We are also ready for authentic, visionary leadership that isn’t driven by ideology, but by possibility. What is our greatest possibility? Is it for hatred to dominate? That’s not the bus ride I was looking for. Could our greatest possibility be that everyone who shares this Earth be able to know the peace and well being at their own core, and have the freedom to express that well being and peace to the whole? Is our greatest possibility the recognition that we live in an abundant universe where resources don’t have to be hoarded and fought for? Is our greatest possibility the recognition that our differences are at best superficial, yet worth celebrating? Imagination is our most powerful tool. Imagination drives will. Do we want to continue to imagine a world in which we destroy each other? If so, we deserve our own extinction.

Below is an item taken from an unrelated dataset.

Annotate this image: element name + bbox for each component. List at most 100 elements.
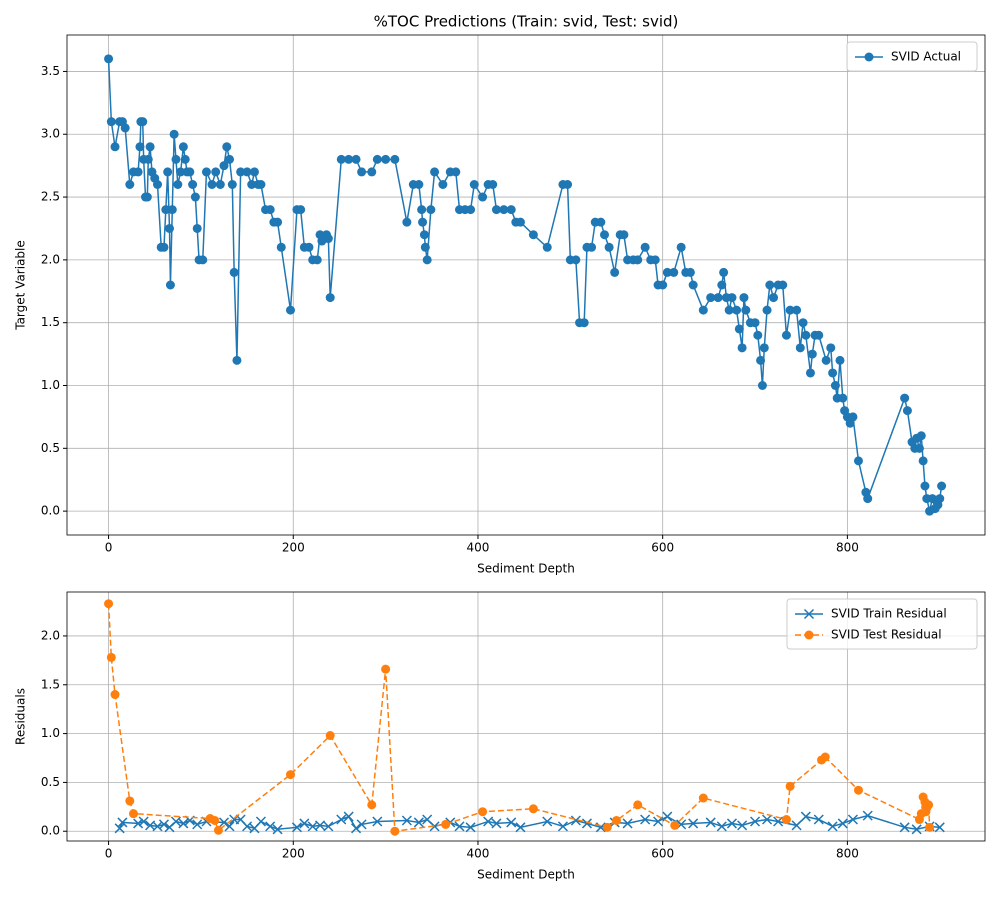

To my creative friends and clients I emphasize that our challenge and opportunity remains what it always has been. We have work to do. We can invite and hasten the arrival of new thought and expanded consciousness, and all that results from it. Our work is transformative. We can inform, we can inspire, we can influence, we can motivate. Instead of resisting regressive tendencies, we can use our work as a mirror, to dissolve those tendencies and move together toward a higher good. Since yesterday I’ve been given the inspiration and the fire to move away songs of introspection and self expression toward new songs of healing, encouragement and inspiration for whoever listens. Please align your work with a higher purpose. Let’s get about the business of changing hearts and minds. Let’s move as we can from mourning to dancing.
After the numbness and exhaustion and deep disappointment of yesterday morning and afternoon I had an engagement to speak on community building to a group of artists who live at Artspace Loveland. In the talk I shared one of my favorite definitions of community that comes in the form of a question. Who are we together? I’ll leave you with that. I love you all recklessly and relentlessly.